In zijn recente werk ondervraagt Eric Hirdes zichzelf opnieuw over esthetiek en de eigen ontwikkelde methodes. Hij hanteert niet zozeer een andere taal, maar zoekt het in de opbouw van een schilderij.
Door plaatsbepalingen in het werk is er een zekere aardsheid in het recente werk van Hirdes gekomen. Ijdelheid en vurigheid zijn nog even belangrijk, alleen spelen zij een andere rol.
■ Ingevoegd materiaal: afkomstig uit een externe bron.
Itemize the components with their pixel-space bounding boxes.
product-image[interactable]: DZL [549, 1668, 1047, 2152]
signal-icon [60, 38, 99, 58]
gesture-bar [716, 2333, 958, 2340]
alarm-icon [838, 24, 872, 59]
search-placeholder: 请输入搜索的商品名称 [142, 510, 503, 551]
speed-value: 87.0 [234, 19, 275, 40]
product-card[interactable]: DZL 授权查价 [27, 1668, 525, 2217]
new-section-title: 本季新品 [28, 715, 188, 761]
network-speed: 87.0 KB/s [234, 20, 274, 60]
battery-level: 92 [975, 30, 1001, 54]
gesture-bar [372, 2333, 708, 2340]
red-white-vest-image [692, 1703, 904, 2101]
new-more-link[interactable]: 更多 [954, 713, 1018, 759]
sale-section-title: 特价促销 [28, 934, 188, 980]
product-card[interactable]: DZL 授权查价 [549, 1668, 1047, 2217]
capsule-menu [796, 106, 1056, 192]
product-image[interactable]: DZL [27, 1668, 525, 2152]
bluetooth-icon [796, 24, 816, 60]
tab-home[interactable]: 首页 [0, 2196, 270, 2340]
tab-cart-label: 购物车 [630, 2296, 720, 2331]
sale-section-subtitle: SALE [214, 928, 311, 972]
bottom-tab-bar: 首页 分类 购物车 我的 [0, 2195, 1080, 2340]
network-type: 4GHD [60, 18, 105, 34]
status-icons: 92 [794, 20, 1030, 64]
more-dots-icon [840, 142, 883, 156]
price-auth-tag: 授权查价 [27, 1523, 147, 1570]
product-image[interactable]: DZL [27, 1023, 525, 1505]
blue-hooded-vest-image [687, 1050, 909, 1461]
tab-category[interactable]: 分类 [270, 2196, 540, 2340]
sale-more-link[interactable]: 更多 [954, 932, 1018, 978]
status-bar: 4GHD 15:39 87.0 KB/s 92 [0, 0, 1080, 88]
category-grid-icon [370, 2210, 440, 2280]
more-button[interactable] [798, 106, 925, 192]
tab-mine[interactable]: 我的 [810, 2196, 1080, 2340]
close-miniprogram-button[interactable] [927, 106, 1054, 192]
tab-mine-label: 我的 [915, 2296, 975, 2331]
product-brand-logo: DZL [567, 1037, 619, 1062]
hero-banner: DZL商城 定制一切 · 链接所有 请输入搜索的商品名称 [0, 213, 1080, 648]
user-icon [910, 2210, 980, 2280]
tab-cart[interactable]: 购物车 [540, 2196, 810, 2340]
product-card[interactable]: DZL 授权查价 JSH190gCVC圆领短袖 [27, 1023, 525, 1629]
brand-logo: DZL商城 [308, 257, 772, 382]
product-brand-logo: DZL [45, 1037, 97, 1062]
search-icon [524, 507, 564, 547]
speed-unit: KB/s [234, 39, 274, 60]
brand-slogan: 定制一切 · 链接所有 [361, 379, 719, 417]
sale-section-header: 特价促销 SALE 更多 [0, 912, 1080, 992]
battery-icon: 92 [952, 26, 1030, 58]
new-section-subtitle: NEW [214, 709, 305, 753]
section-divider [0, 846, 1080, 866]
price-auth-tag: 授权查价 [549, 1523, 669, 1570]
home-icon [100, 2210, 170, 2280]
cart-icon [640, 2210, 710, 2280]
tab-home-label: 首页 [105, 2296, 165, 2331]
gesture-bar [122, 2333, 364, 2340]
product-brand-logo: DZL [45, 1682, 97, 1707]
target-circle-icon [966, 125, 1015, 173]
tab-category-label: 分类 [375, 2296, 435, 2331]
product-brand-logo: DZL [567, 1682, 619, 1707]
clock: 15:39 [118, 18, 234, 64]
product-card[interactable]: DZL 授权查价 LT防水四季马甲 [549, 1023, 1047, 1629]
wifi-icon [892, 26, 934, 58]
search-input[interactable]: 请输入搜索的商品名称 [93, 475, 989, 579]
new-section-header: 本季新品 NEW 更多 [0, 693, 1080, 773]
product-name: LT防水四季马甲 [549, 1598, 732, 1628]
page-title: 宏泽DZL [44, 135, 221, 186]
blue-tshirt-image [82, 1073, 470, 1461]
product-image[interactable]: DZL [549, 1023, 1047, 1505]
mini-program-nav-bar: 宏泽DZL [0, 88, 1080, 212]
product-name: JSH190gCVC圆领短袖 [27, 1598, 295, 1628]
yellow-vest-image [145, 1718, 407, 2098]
Die enorme technische vaardigheid om vanuit materie tot transparantie te komen draagt ertoe bij dat het materiaal zijn eigen poëtische taal kan gaan spreken – die ruimte is gecreëerd. ‘Het uiteindelijke schilderij dient zich aan ‘, aldus Hirdes. Ieder schilderij lijkt telkens opnieuw een ontdekkingstocht te zijn via de materie.
Het is al vaker gezegd over het werk, de schilderijen roepen sterke associaties op met niet bestaande landschappen, landschappen van de geest, waar het prettig toeven is.
Ingrid van Santen.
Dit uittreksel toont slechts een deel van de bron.